On July 17, 2015, a California Court of Appeal confirmed that denying service to a patron with a service animal can give rise to claims under either the Unruh Act (California Civil Code §§51, 52) or the Disabled Person Act (“DPA”) (California Civil Code §§54-55.3); and that such claims need not be brought exclusively under the DPA. 

In the case of Flowers v. Brinda Prasad (2015) 2015 DAR 8259, the plaintiff sued for Unruh Act violations based on the denial of service related to his service dog. The trial court granted summary judgment for some of the named defendants, under the theory that the plaintiff was required to bring the claim exclusively under the DPA, rather than the Unruh Act.
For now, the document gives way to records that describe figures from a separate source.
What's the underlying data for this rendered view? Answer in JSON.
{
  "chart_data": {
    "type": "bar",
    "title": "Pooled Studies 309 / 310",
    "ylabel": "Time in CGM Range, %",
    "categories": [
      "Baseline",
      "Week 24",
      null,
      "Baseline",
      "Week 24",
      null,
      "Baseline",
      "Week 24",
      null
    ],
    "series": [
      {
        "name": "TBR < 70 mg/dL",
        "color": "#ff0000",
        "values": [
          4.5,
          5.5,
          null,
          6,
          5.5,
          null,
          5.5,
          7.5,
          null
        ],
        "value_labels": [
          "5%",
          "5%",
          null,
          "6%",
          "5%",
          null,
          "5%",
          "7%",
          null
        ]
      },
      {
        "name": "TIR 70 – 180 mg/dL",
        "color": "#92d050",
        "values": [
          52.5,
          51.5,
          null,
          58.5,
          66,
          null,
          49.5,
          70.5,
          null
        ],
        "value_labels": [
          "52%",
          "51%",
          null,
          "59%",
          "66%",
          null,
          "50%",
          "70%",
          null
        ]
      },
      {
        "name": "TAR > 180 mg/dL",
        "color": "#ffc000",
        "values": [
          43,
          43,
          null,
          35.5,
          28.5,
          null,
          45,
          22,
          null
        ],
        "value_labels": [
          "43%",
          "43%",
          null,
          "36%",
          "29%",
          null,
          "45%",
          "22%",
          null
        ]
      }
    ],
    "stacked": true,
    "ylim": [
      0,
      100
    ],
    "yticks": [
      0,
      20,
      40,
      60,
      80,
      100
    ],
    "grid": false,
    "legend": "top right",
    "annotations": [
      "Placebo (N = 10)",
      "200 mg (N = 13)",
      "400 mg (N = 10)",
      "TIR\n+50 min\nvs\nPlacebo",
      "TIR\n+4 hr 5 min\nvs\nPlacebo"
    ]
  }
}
In order speed up the appellate review—and in an interesting twist— the plaintiff then voluntarily dismissed the remaining defendants when they sought dismissal based on the court’s reasoning for granting the summary judgment. In reversing the trial court, the appellate court held that a plaintiff making a claim related to denial of service related to service animals was not required to rely exclusively on the DPA because the intent of the DPA was to provide for service animal-related claims to be made under both Acts. The appellate court also rejected the defendants’ arguments that the plaintiff could not appeal from the voluntary dismissal because that dismissal was not so much voluntary, as it was based on the court having improperly granted summary judgement regarding the Unruh claims.

In making its decision, the appellate court relied on legislative history, showing that both Unruh and the DPA were made law in order to provide safeguards for the people the laws were enacted to protect. 

This article is not offered as, and should not be relied on as, legal advice. You should consult an attorney for advice in specific situations.